Many supernatural ballads mention fictional or remote places as locations. In multiple variants of the ballad, James Harris promises to take his lover to "the banks of Italie", which is a real, but sufficiently far-off place to serve as the final destination for an unfaithful wife and her supernatural lover. In other versions, the banks of Italy turn into, for example, the banks of Tennessee (in this version the destination becomes a familiar place to return to), various generalizations ("deep blue sea", "salt water sea") or abstractions ("isle of sweet liberty", "banks of sweet relief").
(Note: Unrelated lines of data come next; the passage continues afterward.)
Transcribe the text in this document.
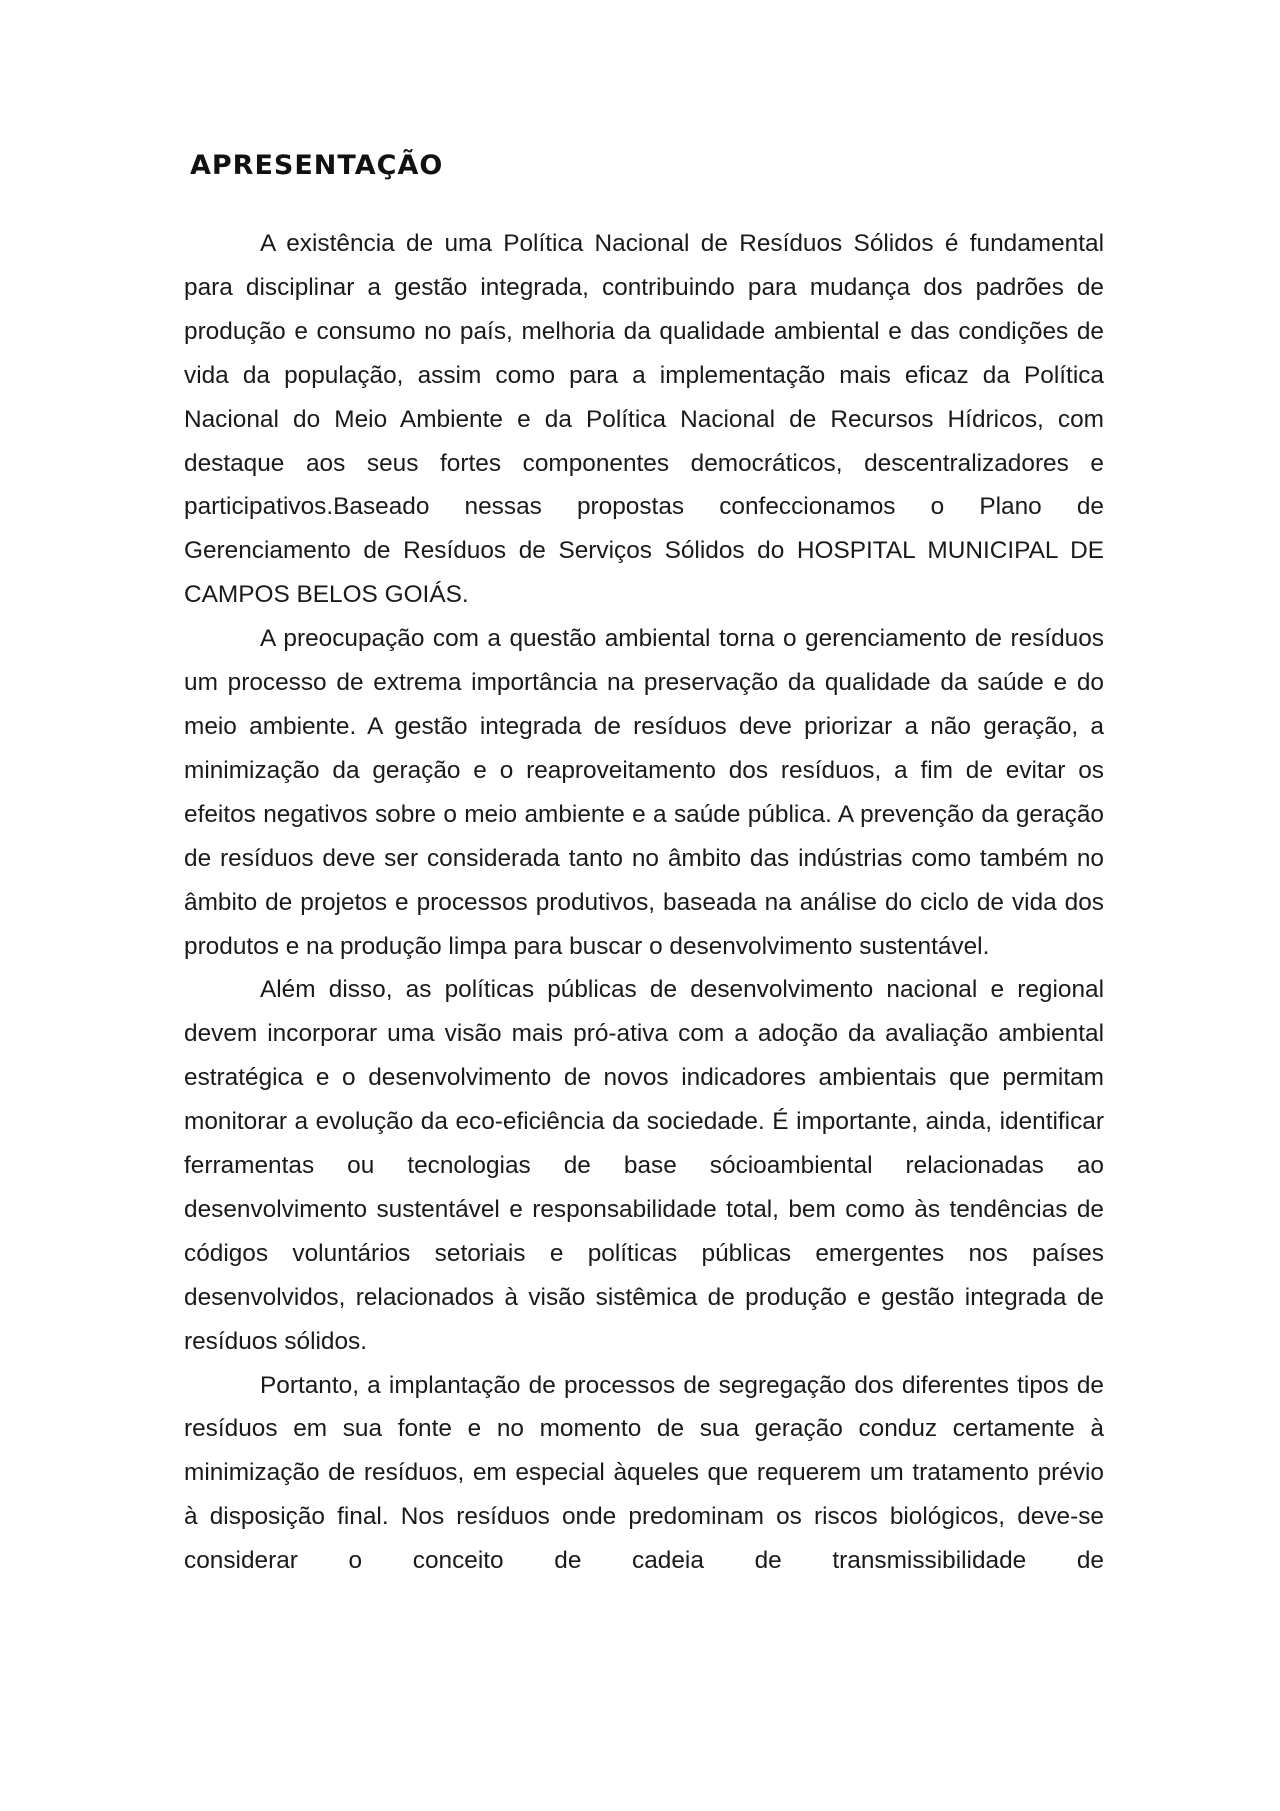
APRESENTAÇÃO

A existência de uma Política Nacional de Resíduos Sólidos é fundamental para disciplinar a gestão integrada, contribuindo para mudança dos padrões de produção e consumo no país, melhoria da qualidade ambiental e das condições de vida da população, assim como para a implementação mais eficaz da Política Nacional do Meio Ambiente e da Política Nacional de Recursos Hídricos, com destaque aos seus fortes componentes democráticos, descentralizadores e participativos.Baseado nessas propostas confeccionamos o Plano de Gerenciamento de Resíduos de Serviços Sólidos do HOSPITAL MUNICIPAL DE CAMPOS BELOS GOIÁS.

A preocupação com a questão ambiental torna o gerenciamento de resíduos um processo de extrema importância na preservação da qualidade da saúde e do meio ambiente. A gestão integrada de resíduos deve priorizar a não geração, a minimização da geração e o reaproveitamento dos resíduos, a fim de evitar os efeitos negativos sobre o meio ambiente e a saúde pública. A prevenção da geração de resíduos deve ser considerada tanto no âmbito das indústrias como também no âmbito de projetos e processos produtivos, baseada na análise do ciclo de vida dos produtos e na produção limpa para buscar o desenvolvimento sustentável.

Além disso, as políticas públicas de desenvolvimento nacional e regional devem incorporar uma visão mais pró-ativa com a adoção da avaliação ambiental estratégica e o desenvolvimento de novos indicadores ambientais que permitam monitorar a evolução da eco-eficiência da sociedade. É importante, ainda, identificar ferramentas ou tecnologias de base sócioambiental relacionadas ao desenvolvimento sustentável e responsabilidade total, bem como às tendências de códigos voluntários setoriais e políticas públicas emergentes nos países desenvolvidos, relacionados à visão sistêmica de produção e gestão integrada de resíduos sólidos.

Portanto, a implantação de processos de segregação dos diferentes tipos de resíduos em sua fonte e no momento de sua geração conduz certamente à minimização de resíduos, em especial àqueles que requerem um tratamento prévio à disposição final. Nos resíduos onde predominam os riscos biológicos, deve-se considerar o conceito de cadeia de transmissibilidade de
==Traditional recordings==
The ballad was collected and recorded many times in the Appalachian Mountains; Clarence Ashley recorded a version with a banjo accompaniment in 1930, Texas Gladden had two versions recorded in 1932 and 1946, whilst Sarah Ogan Gunning sang a version in 1974. Jean Ritchie sang her family's version of the ballad twice, one of those times recorded by Alan Lomax, now available online courtesy of the Alan Lomax archive. The song was also popular elsewhere in the United States; Ozark singer Almeda Riddle sang another traditional version in 1964, and folklorist Max Hunter recorded several Ozark versions which are available on the online Max Hunter Folk Collection.
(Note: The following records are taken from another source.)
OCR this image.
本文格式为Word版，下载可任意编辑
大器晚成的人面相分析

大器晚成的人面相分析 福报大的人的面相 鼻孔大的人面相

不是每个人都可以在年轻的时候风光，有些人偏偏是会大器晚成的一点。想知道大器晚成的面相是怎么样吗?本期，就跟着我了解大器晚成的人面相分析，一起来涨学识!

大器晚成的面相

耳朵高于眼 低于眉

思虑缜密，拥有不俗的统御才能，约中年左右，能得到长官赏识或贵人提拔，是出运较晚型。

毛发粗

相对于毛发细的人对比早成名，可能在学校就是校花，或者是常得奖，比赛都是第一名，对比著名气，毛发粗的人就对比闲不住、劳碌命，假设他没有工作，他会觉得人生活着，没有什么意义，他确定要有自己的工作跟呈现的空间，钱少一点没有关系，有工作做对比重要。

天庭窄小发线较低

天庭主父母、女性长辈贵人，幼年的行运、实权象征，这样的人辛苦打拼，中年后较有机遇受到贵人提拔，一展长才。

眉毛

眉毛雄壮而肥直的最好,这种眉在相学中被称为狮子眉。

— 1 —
Canadian folklorists Edith Fowke, Kenneth Peacock and Helen Creighton each recorded a different "House Carpenter" variant in Canada in the 1950s and 60s.
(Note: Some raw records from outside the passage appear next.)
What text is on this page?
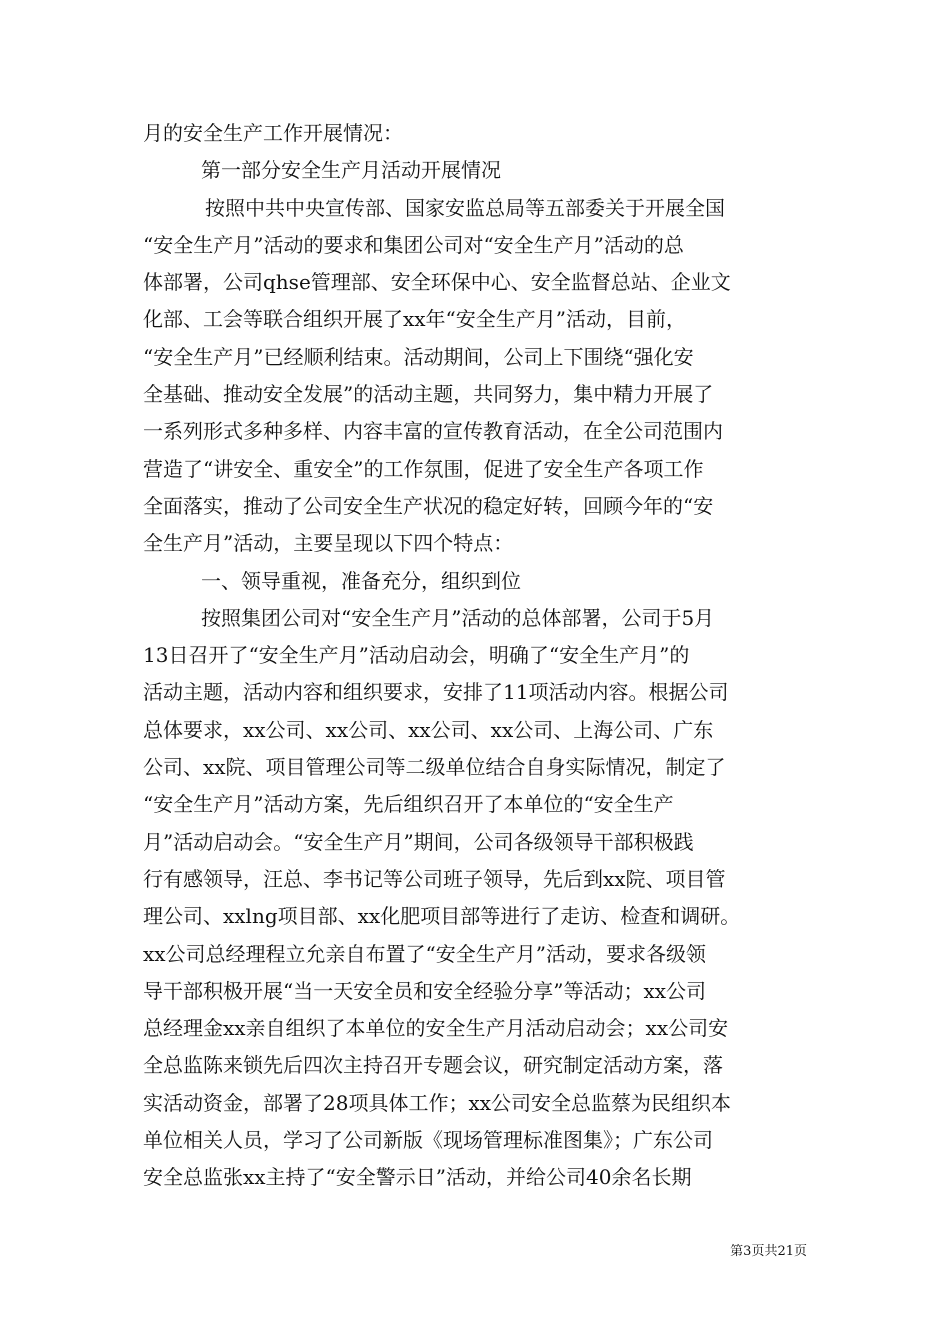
月的安全生产工作开展情况：
第一部分安全生产月活动开展情况
按照中共中央宣传部、国家安监总局等五部委关于开展全国
“安全生产月”活动的要求和集团公司对“安全生产月”活动的总
体部署，公司qhse管理部、安全环保中心、安全监督总站、企业文
化部、工会等联合组织开展了xx年“安全生产月”活动，目前，
“安全生产月”已经顺利结束。活动期间，公司上下围绕“强化安
全基础、推动安全发展”的活动主题，共同努力，集中精力开展了
一系列形式多种多样、内容丰富的宣传教育活动，在全公司范围内
营造了“讲安全、重安全”的工作氛围，促进了安全生产各项工作
全面落实，推动了公司安全生产状况的稳定好转，回顾今年的“安
全生产月”活动，主要呈现以下四个特点：
一、领导重视，准备充分，组织到位
按照集团公司对“安全生产月”活动的总体部署，公司于5月
13日召开了“安全生产月”活动启动会，明确了“安全生产月”的
活动主题，活动内容和组织要求，安排了11项活动内容。根据公司
总体要求，xx公司、xx公司、xx公司、xx公司、上海公司、广东
公司、xx院、项目管理公司等二级单位结合自身实际情况，制定了
“安全生产月”活动方案，先后组织召开了本单位的“安全生产
月”活动启动会。“安全生产月”期间，公司各级领导干部积极践
行有感领导，汪总、李书记等公司班子领导，先后到xx院、项目管
理公司、xxlng项目部、xx化肥项目部等进行了走访、检查和调研。
xx公司总经理程立允亲自布置了“安全生产月”活动，要求各级领
导干部积极开展“当一天安全员和安全经验分享”等活动；xx公司
总经理金xx亲自组织了本单位的安全生产月活动启动会；xx公司安
全总监陈来锁先后四次主持召开专题会议，研究制定活动方案，落
实活动资金，部署了28项具体工作；xx公司安全总监蔡为民组织本
单位相关人员，学习了公司新版《现场管理标准图集》；广东公司
安全总监张xx主持了“安全警示日”活动，并给公司40余名长期
第3页共21页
The song appears to have been largely forgotten in Britain and Ireland, but a fragmentary version, sung by Andrew Stewart of Blairgowrie, Perthshire, Scotland, and learned from his mother, was recorded by Hamish Henderson in 1955, and can be heard on the Tobar an Dualchais website. A variant performed by Frank Browne in Bellanagare, Co. Roscommon, Ireland, was also recorded in 1975 by Hugh Shields.

==Popular recordings==
Versions of the song, under its several titles, have been recorded by:

- Alasdair Roberts
- Andy Irvine
- Augie March - re-written as "Men Who Follow Spring The Planet 'Round"
- Battlefield Band - "The Devil's Courtship"
- Bob Dylan recorded the version "House Carpenter" in 1961.
- Buffy Sainte-Marie
- Clarence Ashley
- Custer Larue
- Daithi Sproule
- Damien Jurado
- Dave Van Ronk
- David Grisman
- Dervish - "Sweet Viledee"
- Doc Watson
- Ewan MacColl
- Eleanor Tomlinson
- Faun Fables
- The Handsome Family
- Hurt
- Jean Ritchie
- Jeff Lang
- Joan Baez
- Kelly Joe Phelps
- Kim Larsen - re-written as "Byens Hotel" in 1973
- Kornog
- Lisa Moscatiello
- Martin Simpson
- Mr. Fox
- Myrkur - "House Carpenter"
- Natalie Merchant
- Mick McAuley
- Nephew - cover of Kim Larsen's song
- Nic Jones
- Nickel Creek - “House Carpenter”
- Oakley Hall
- Paul Simon
- Pentangle
- Peter Bellamy
- Peggy Seeger
- Pete Seeger
- Punch Brothers - "House Carpenter / Jerusalem Ridge"
- Richard Dyer-Bennet
- Steeleye Span
- SubRosa - "House Carpenter"
- Superwolf
- Sweeney's Men
- Texas Gladden
- The Baltimore Consort
- The Carolina Tar Heels
- The Ex
- The Mammals
- Tim O'Brien
- Tony Rice
- Cornelis Vreeswijk - "Somliga går med trasiga skor"

==In literature==
Elizabeth Bowen's 1945 short story "The Demon Lover" uses the ballad's central conceit for a narrative of ghostly return in wartime London.

Shirley Jackson's collection The Lottery and Other Stories includes "The Daemon Lover", a story about a woman searching for her mysterious fiancé named James Harris.

In Grady Hendrix’s 2020 novel The Southern Book Club's Guide to Slaying Vampires, the main antagonist is a vampire named James Harris as a way to pay ode to the ballad.

==In classical music==
Hamish MacCunn's 1887 concert overture The Ship o' the Fiend is based on the ballad.